Такое бывает – что-то из окружающего неожиданно цепляет тебя. Словно беззаботно идёшь по негустому августовскому лесу и вдруг неизвестно откуда взявшаяся ветка хватает за шиворот или за рукав. Возможно, что меня привлёк неяркий, темноватый колорит этой картины, выделяющийся среди окружающего разноцветья. Собственно говоря, это был натюрморт. Стол, на нём две вазы, свеча, лежат несколько книг, разбросаны какие-то мелкие предметы — ничего особенного. И всё же я чувствовал тревожный зов, излучаемый картиной.

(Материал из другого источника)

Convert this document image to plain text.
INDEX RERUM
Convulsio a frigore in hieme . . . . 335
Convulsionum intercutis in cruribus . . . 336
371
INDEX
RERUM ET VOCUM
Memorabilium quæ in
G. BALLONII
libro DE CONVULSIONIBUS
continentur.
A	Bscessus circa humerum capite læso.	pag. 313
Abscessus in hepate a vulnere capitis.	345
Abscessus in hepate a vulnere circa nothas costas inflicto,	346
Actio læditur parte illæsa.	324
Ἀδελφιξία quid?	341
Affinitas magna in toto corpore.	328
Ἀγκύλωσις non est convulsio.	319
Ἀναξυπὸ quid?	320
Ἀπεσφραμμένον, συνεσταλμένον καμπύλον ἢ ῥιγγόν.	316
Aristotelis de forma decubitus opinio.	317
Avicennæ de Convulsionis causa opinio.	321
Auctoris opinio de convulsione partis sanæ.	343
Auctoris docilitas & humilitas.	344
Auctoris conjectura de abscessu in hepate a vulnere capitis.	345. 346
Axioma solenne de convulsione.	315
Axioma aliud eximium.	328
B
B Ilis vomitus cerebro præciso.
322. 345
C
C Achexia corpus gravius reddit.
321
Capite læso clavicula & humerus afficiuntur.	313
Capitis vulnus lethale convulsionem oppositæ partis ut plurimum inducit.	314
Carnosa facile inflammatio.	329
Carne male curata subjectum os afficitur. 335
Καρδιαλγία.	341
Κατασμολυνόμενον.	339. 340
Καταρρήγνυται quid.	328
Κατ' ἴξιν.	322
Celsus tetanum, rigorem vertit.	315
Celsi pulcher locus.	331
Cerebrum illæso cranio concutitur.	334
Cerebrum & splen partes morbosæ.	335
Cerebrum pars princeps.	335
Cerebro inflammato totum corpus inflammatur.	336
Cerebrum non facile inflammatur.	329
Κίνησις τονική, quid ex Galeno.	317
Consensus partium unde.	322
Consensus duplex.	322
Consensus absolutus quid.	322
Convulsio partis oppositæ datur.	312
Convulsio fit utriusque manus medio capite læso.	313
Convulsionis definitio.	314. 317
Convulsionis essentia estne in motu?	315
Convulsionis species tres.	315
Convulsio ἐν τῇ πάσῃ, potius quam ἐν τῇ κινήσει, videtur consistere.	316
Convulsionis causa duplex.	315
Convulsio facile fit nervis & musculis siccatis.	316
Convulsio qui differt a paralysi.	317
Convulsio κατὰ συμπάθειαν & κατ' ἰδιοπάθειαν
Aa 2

Продавец картины подошёл ко мне. Это был пожилой латинос измождённого вида. Руки его были запачканы краской – преимущественно красной. “Ваша картина?” — спросил я. “Да”. “Сколько стоит?”. “Двести” — на ломаном английском ответил продавец. “Дорого” — я повернулся и сделал несколько шагов прочь. “Сеньор! Сеньор!” — загомонил за спиной латинос. Я обернулся, не подходя близко. “Сколько может дать сеньор?”. “Сто”. “Сеньор – американец?” — почему-то отклонился он от темы. “Русский”. “Русский?! Хорошо, сеньор. Я согласен. Пусть будет сто”.
Я подошёл ближе. Латинос, осклабившись, совал мне руку. “Я
кубинец, я учился в Советском Союзе, в Ленинграде, я не люблю американцев…” — несвязно бормотал он, чудовищно коверкая слова. “Хорошо, хорошо, амиго” — я постарался, чтобы голос мой звучал дружелюбно – “эту картину вы рисовали сами?”. Этот вопрос я задал потому, что остальные картины, продаваемые новоявленным амиго, были чудовищной мазнёй в новоорлеанском стиле. “Да-да, сеньор, сам…вам её запаковать?”. “Если можно”.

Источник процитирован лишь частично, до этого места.